Art in America,  Jan, 2007  by David Ebony

Mose Tolliver, about 87, a key self-taught artist whose stylized figurative paintings were instrumental in gaining international recognition for Outsider artists of the American South. Born ca. 1919 near Montgomery, Ala., Mose T, as he is better known, began painting images on tree stumps as a teenager.

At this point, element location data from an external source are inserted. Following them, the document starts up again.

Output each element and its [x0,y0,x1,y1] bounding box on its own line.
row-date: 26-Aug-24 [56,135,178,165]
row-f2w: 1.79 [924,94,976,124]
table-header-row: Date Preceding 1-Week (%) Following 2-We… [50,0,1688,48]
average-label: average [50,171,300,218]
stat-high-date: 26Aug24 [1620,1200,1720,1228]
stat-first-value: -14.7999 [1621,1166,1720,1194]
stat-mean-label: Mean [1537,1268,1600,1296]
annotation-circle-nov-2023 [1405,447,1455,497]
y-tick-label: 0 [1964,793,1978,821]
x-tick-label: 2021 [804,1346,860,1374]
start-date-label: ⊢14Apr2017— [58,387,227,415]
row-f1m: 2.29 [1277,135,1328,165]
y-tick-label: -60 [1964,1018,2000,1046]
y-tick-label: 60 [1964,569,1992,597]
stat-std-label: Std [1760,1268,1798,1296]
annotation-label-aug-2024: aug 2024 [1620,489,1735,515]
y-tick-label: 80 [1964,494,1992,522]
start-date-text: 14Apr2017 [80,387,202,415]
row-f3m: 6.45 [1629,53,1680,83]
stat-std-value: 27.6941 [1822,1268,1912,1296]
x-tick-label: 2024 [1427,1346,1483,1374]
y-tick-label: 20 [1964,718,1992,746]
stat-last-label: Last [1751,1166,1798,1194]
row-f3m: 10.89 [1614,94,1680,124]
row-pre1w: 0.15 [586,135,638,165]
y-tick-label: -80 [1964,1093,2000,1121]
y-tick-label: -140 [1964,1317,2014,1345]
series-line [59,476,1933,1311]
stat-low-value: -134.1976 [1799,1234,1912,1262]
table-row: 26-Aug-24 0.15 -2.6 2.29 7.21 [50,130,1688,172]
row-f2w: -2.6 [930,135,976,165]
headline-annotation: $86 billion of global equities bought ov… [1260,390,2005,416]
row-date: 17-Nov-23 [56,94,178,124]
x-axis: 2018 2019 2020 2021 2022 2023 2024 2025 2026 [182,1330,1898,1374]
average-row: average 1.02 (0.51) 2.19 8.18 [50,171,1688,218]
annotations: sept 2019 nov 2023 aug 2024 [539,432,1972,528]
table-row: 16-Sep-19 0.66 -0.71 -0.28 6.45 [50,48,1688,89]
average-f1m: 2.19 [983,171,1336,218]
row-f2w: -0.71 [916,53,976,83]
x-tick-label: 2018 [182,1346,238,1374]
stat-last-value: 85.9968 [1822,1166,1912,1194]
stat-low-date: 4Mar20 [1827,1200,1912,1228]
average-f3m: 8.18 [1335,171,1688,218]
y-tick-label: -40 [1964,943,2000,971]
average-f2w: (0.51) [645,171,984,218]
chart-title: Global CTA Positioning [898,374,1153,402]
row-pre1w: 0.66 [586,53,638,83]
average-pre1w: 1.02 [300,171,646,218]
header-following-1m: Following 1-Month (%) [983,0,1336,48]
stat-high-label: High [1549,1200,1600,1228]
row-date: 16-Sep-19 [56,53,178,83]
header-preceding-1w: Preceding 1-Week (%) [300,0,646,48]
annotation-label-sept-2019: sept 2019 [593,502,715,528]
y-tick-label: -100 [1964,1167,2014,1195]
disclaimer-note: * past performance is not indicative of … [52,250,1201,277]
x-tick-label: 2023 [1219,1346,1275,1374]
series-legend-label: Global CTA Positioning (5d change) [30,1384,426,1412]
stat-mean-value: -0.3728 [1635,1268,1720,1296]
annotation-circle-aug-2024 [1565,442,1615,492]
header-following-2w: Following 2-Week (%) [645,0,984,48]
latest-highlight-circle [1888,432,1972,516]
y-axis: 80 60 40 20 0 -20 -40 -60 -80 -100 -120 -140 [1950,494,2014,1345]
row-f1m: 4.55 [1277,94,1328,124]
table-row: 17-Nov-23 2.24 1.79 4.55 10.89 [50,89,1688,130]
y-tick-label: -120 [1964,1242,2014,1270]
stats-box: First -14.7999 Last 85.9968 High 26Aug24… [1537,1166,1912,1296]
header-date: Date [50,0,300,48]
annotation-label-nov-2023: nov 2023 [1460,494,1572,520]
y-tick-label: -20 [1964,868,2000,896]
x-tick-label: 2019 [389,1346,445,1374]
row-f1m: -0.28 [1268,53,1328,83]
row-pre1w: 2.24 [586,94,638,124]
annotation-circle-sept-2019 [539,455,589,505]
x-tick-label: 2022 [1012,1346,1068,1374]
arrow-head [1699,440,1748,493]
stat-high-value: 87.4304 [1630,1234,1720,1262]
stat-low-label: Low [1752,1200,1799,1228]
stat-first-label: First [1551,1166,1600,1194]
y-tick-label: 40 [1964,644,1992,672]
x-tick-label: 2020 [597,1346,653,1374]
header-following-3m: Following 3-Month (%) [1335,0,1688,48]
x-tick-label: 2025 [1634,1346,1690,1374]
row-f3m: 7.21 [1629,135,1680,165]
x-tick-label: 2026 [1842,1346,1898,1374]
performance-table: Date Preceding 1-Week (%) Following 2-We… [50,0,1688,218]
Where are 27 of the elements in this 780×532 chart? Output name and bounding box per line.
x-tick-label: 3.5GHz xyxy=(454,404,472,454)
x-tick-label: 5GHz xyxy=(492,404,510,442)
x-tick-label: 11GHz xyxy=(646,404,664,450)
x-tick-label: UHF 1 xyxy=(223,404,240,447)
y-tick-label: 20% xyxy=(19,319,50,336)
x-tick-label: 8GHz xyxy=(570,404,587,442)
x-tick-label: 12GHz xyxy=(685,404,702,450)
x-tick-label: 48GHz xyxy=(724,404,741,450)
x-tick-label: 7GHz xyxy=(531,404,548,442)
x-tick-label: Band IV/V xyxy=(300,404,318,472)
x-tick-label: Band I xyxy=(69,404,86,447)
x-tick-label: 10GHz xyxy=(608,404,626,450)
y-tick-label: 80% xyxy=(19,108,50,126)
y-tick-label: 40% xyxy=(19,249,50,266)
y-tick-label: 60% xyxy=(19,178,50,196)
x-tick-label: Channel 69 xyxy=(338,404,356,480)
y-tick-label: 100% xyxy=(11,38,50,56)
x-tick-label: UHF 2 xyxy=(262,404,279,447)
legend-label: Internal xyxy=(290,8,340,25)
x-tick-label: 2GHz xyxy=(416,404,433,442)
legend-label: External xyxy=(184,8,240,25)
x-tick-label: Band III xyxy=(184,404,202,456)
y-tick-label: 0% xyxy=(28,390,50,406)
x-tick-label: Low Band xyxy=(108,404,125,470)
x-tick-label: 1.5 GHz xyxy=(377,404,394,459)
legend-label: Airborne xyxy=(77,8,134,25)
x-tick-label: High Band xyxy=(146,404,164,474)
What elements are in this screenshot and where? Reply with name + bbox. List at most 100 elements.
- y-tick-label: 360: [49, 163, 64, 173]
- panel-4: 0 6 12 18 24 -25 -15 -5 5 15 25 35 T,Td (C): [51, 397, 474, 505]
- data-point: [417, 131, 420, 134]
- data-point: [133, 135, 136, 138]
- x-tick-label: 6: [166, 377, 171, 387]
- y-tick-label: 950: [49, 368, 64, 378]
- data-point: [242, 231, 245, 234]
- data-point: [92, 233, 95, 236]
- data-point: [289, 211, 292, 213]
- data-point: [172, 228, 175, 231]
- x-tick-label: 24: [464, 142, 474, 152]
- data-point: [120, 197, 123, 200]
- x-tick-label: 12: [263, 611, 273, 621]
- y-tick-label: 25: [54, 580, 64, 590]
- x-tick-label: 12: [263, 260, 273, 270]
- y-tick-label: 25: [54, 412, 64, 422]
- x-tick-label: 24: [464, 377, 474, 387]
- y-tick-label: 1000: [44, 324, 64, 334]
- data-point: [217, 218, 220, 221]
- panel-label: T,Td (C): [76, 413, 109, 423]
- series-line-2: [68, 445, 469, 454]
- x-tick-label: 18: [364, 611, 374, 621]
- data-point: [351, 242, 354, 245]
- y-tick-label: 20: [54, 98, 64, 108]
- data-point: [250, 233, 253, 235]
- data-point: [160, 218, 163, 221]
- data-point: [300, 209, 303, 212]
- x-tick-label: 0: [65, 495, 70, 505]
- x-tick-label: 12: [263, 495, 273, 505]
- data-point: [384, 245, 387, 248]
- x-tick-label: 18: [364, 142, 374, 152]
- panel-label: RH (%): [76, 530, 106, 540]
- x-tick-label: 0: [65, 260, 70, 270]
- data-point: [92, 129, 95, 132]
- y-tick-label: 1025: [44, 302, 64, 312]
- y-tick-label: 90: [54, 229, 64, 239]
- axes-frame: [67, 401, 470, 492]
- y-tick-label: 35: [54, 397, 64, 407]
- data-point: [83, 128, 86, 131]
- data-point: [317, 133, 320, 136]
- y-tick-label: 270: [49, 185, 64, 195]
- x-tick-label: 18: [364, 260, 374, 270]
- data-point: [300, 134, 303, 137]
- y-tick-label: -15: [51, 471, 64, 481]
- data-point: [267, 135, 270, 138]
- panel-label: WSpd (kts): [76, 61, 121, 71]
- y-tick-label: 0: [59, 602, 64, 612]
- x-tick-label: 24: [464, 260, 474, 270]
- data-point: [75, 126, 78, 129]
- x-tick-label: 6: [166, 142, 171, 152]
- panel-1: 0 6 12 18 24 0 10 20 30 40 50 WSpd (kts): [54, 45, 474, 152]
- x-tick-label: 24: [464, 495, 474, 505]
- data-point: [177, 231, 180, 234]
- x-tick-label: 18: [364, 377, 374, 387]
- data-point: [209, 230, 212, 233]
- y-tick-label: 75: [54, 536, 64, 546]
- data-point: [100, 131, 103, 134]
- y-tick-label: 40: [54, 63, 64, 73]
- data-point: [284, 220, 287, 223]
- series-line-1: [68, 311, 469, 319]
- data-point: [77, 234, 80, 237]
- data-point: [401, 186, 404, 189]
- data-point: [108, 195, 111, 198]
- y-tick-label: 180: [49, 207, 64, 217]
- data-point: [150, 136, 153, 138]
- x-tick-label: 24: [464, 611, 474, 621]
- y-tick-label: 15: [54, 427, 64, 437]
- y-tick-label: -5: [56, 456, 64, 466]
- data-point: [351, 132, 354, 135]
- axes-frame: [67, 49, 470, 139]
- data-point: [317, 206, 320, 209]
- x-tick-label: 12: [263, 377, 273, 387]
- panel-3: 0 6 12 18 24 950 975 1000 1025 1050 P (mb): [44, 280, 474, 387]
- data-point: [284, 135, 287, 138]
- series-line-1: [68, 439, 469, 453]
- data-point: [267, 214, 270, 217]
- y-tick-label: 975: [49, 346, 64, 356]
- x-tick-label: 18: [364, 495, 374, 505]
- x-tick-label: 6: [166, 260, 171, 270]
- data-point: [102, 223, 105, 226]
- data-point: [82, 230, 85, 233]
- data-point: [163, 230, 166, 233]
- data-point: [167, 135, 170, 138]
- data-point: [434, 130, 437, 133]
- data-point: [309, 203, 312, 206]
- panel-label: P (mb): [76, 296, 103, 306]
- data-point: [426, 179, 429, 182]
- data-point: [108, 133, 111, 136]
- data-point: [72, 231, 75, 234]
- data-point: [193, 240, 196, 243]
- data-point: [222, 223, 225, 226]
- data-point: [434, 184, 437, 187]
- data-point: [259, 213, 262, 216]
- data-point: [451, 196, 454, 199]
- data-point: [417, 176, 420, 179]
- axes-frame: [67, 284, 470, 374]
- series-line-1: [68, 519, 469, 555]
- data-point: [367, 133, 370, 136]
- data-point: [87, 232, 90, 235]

After he was crippled by a work accident in the 1960s, he resumed painting full-time at home. Using house paints on small found plywood panels, he developed an extensive visual vocabulary of colorful abstracted figures. Unlike many of the South's folk artists, Mose T did not center his work on biblical themes. Instead, he was inspired by his immediate surroundings, concentrating on recurring motifs based on human, animal and plant forms. For years, he displayed the works in his yard, often hanging them with metal rings from soda- and beer-can pull tops. After his paintings were featured in the Corcoran Gallery's 1982 show "Black Folk Art in America 1930-1980," Mose T began to exhibit in folk-art galleries throughout the country and abroad, and in important museum shows of Outsider art. In later years he was assisted by a number of his children, especially Annie Tolliver, who became an accomplished artist in her own right. Recently, his paintings were included in the museum survey "Testimony: Vernacular Art of the African-American South," which debuted at the Kalamazoo Institute of Arts, Mich., in 2000, and toured the country for several years.